Я шел к нему. Но что случилось потом?»
Зеленоватое пламя пульсации. Зрачки Макса расширились, стало тяжело дышать, он не успел ничего предпринять, но искажение обошло его, омывая со всех сторон, а затем истаяло, оставив в темном помещении дымящиеся обломки Мечты…
Светлый Тоннель превратился в мрачный склеп.
…Макс с трудом вернулся в реальность, взглянул на свои руки. Оплавленная броня.
Он смутно припоминал, как шел по раскаленным тоннелям, карабкался вверх, то теряя сознание, то вновь приходя в себя. Последнее, что удалось вспомнить, была массивная дверь в каком-то подвале, за которой он увидел неповрежденный лестничный марш.
«Как я нашел дорогу?»
Макс отстегнул треснувшее проекционное забрало боевого шлема, затем, прилагая немалые усилия, расстегнул оплавленные крепления, содрал с себя ставший тяжкой обузой бронекостюм.
Оплавленные элементы брони, разбросанные по комнате, смотрелись на фоне уютной обстановки зловеще, словно мифическое чудовище сбросило тут с себя обгоревшую шкуру.
В стереообъеме настенных экранов простирались нереально красивые пейзажи. С одной стороны горы, с другой – кромка прибоя, фрагмент песчаного пляжа, с третьей – цветущая степь.
Он подошел к столу, коснулся книги, перевернул ее.
На обложке была изображена мертвая, потрескавшаяся земля. На заднем плане, придавленные свинцово-серыми небесами, виднелись руины. Большую часть пространства застилал зловещий гриб ядерного взрыва.
«Постапокалипсис. Сага Выживших», – прочел он название книги.
Макс стоял, не понимая: потерял он мечту или обрел ее вновь?

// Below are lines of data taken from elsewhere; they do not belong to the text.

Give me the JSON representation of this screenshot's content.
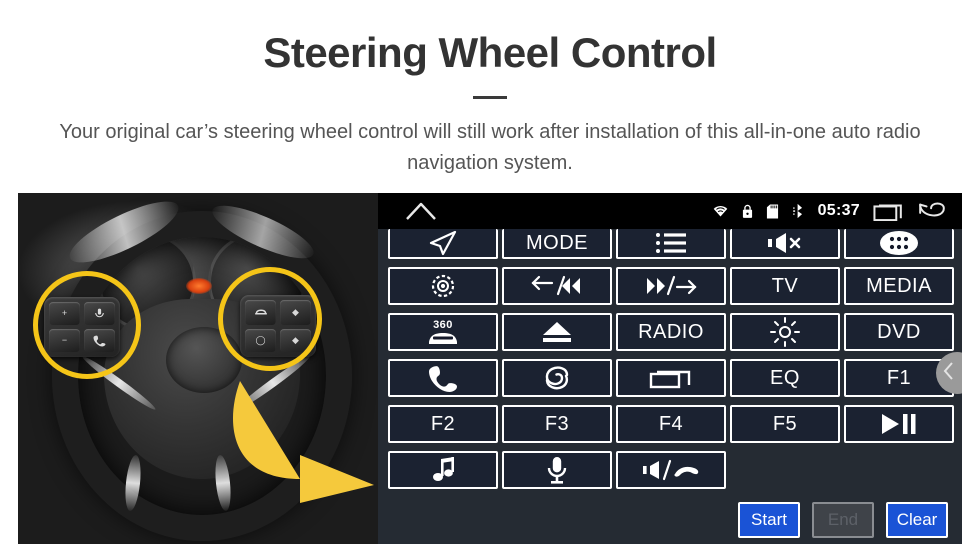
{
  "header": {
    "title": "Steering Wheel Control",
    "subtitle": "Your original car’s steering wheel control will still work after installation of this all-in-one auto radio navigation system."
  },
  "photo": {
    "alt": "car-steering-wheel-with-control-buttons",
    "highlight_color": "#F5C518",
    "arrow_color": "#F5C93C",
    "left_pod_keys": [
      "+",
      "mic-icon",
      "−",
      "call-icon"
    ],
    "right_pod_keys": [
      "cruise-icon",
      "up-icon",
      "circle-icon",
      "down-icon"
    ]
  },
  "radio": {
    "statusbar": {
      "home_icon": "home-icon",
      "icons": [
        "wifi-icon",
        "lock-icon",
        "sd-card-icon",
        "bluetooth-icon"
      ],
      "clock": "05:37",
      "recents_icon": "recents-icon",
      "back_icon": "back-icon"
    },
    "panel_bg": "#252b33",
    "button_bg": "#1b2231",
    "accent": "#1a53d6",
    "buttons": [
      {
        "name": "navigation",
        "icon": "navigation-arrow-icon",
        "label": "",
        "clipped": true
      },
      {
        "name": "mode",
        "icon": "",
        "label": "MODE",
        "clipped": true
      },
      {
        "name": "list",
        "icon": "list-icon",
        "label": "",
        "clipped": true
      },
      {
        "name": "mute",
        "icon": "mute-icon",
        "label": "",
        "clipped": true
      },
      {
        "name": "apps",
        "icon": "apps-grid-icon",
        "label": "",
        "clipped": true
      },
      {
        "name": "power-disc",
        "icon": "disc-icon",
        "label": "",
        "clipped": false
      },
      {
        "name": "previous",
        "icon": "previous-track-icon",
        "label": "",
        "clipped": false
      },
      {
        "name": "next",
        "icon": "next-track-icon",
        "label": "",
        "clipped": false
      },
      {
        "name": "tv",
        "icon": "",
        "label": "TV",
        "clipped": false
      },
      {
        "name": "media",
        "icon": "",
        "label": "MEDIA",
        "clipped": false
      },
      {
        "name": "camera-360",
        "icon": "car-360-icon",
        "label": "",
        "clipped": false
      },
      {
        "name": "eject",
        "icon": "eject-icon",
        "label": "",
        "clipped": false
      },
      {
        "name": "radio",
        "icon": "",
        "label": "RADIO",
        "clipped": false
      },
      {
        "name": "brightness",
        "icon": "brightness-icon",
        "label": "",
        "clipped": false
      },
      {
        "name": "dvd",
        "icon": "",
        "label": "DVD",
        "clipped": false
      },
      {
        "name": "phone",
        "icon": "phone-icon",
        "label": "",
        "clipped": false
      },
      {
        "name": "voice-assistant",
        "icon": "swirl-icon",
        "label": "",
        "clipped": false
      },
      {
        "name": "windows",
        "icon": "window-switch-icon",
        "label": "",
        "clipped": false
      },
      {
        "name": "eq",
        "icon": "",
        "label": "EQ",
        "clipped": false
      },
      {
        "name": "f1",
        "icon": "",
        "label": "F1",
        "clipped": false
      },
      {
        "name": "f2",
        "icon": "",
        "label": "F2",
        "clipped": false
      },
      {
        "name": "f3",
        "icon": "",
        "label": "F3",
        "clipped": false
      },
      {
        "name": "f4",
        "icon": "",
        "label": "F4",
        "clipped": false
      },
      {
        "name": "f5",
        "icon": "",
        "label": "F5",
        "clipped": false
      },
      {
        "name": "play-pause",
        "icon": "play-pause-icon",
        "label": "",
        "clipped": false
      },
      {
        "name": "music",
        "icon": "music-note-icon",
        "label": "",
        "clipped": false
      },
      {
        "name": "microphone",
        "icon": "microphone-icon",
        "label": "",
        "clipped": false
      },
      {
        "name": "volume-hangup",
        "icon": "volume-hangup-icon",
        "label": "",
        "clipped": false
      }
    ],
    "actions": [
      {
        "name": "start",
        "label": "Start",
        "state": "enabled"
      },
      {
        "name": "end",
        "label": "End",
        "state": "disabled"
      },
      {
        "name": "clear",
        "label": "Clear",
        "state": "enabled"
      }
    ],
    "side_tab_icon": "chevron-left-icon"
  }
}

Наверное, ему нужно было побывать тут, оказаться среди нетронутого интерьера, принадлежащего к прошлой жизни, чтобы окончательно понять, насколько сильно отчужденные пространства изменили его. Да, он сломался после Катастрофы, превратился в бродягу, потерял всякое уважение к себе и окружающим, жил инстинктами, будто зверь. Потом изнывал от ужаса, попав сюда, в жуткий мир внутри мира. Максим переродился, с него живьем содрали шкуру, превратили в нечто, попытались отнять рассудок, раздавить, превратить в куклу…
Но не вышло ведь? Не вышло?!
Горькая гримаса исказила его черты. «Я выжил. Научился ценить вкус глотка чистой воды. Я знаю цену каждому своему вдоху. Меня раздавили, но я встал. Куда я хотел уйти? Во Внешний Мир, где самый ужасающий из бестселлеров – лишь бледная тень по сравнению с одним прожитым тут днем?»

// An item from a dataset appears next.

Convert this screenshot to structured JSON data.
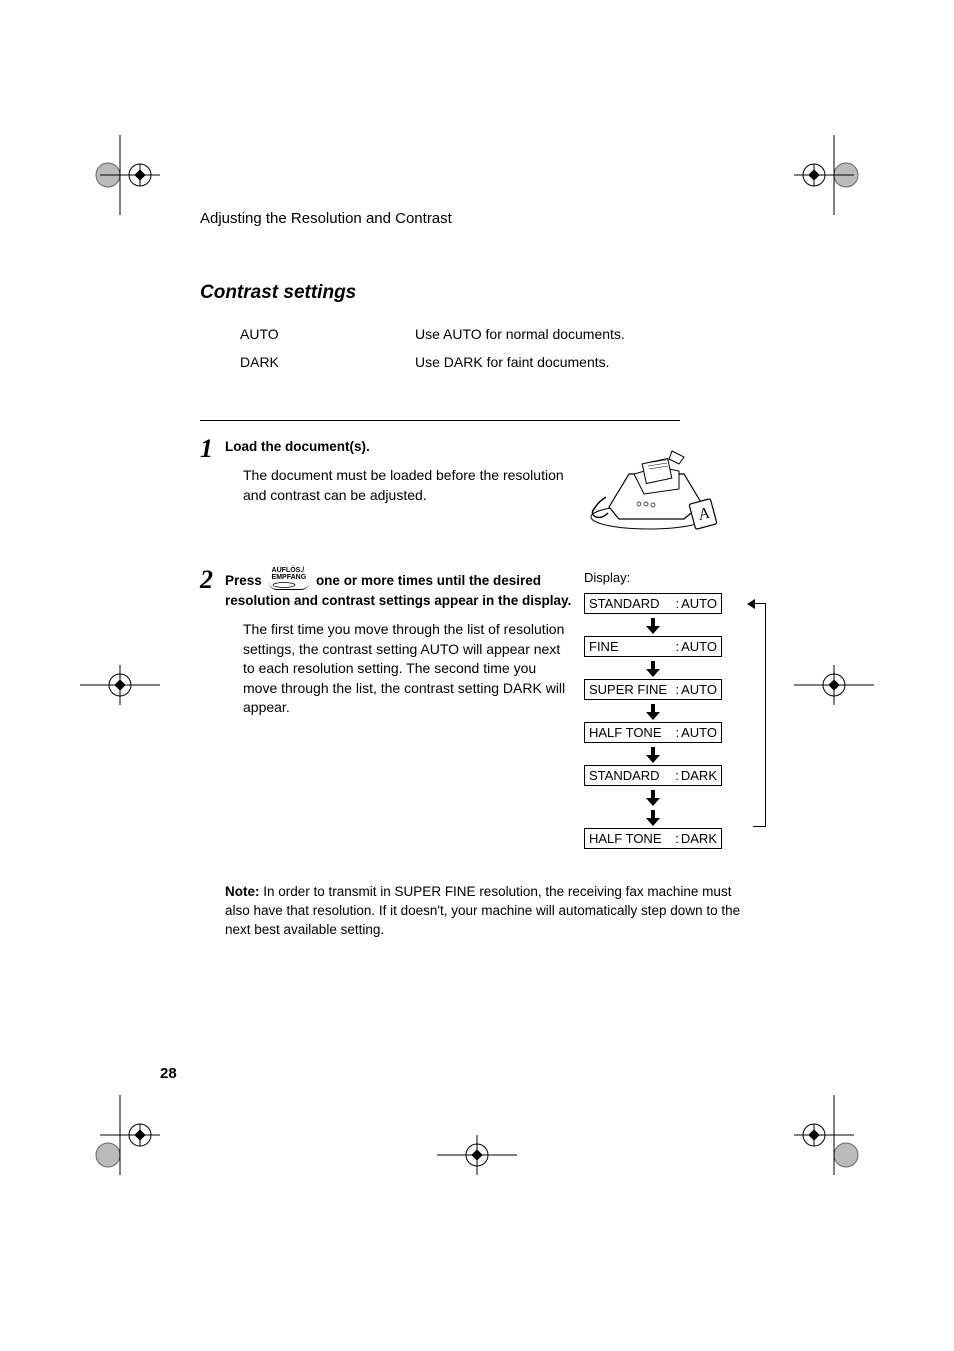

Он еще раз обвел взглядом уютную комнату.
Дверь в прошлое закрылась. Он понял, что предел его стремлений уже давно не ограничивается мягким диваном, банкой пива и страшненькой сказкой на ночь.
Ступени уводили вверх.
Несколько сумеречных лестничных маршей, каждый шаг – в такт глухим, неровным ударам сердца, пока стены внезапно не начали изламываться трещинами, серый свет ударил косыми столбами сквозь проломы, и Максим, поднявшись по искаженным пульсацией ступеням, внезапно вышел на уровень верхнего из уцелевших этажей.

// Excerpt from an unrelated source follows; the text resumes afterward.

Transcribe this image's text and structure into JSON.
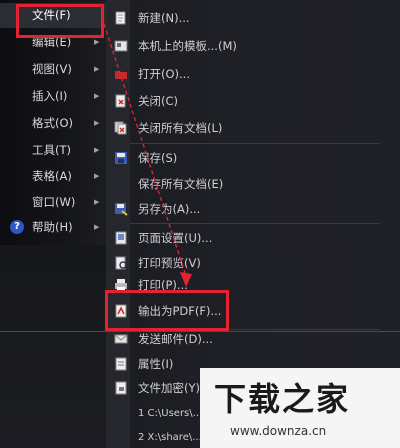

Огрызки оплавленных стен разбегались в стороны, замыкая в своеобразный периметр жуткий, тщательно ухоженный садик из сросшихся с арматурой
металлорастений.Сердце Макса билось все чаще и глуше.
Седые облака текли по кругу, омывая фрагменты стен.
Небеса искажались, опускаясь так низко, что до них легко было дотянуться рукой.
Никого…
Он в смятении осмотрелся.
Все в точности повторяло видение из его снов: в углублении просевшего перекрытия ртутно поблескивал металлический прудик, в стороне, чуть правее, пузырились лужицы фрича, на небольшой полянке в окружении «Титановых Лоз», растрепанной «путанки», «Адского шиповника» и еще нескольких неизвестных Максу металлорастений стоял стол, на нем в хрупкой, тонкой, высокой фарфоровой вазе серебрились веточки с созревшими н-капсулами, рядом лежали две плазменные гранаты, раскрытая на середине книга, пустая чашка…
Он замер.
В душе Максима царило смятение.
Он внезапно понял – это она вывела его из гиблых подземелий, указывая путь, заставляя вставать и идти, когда уже не оставалось сил…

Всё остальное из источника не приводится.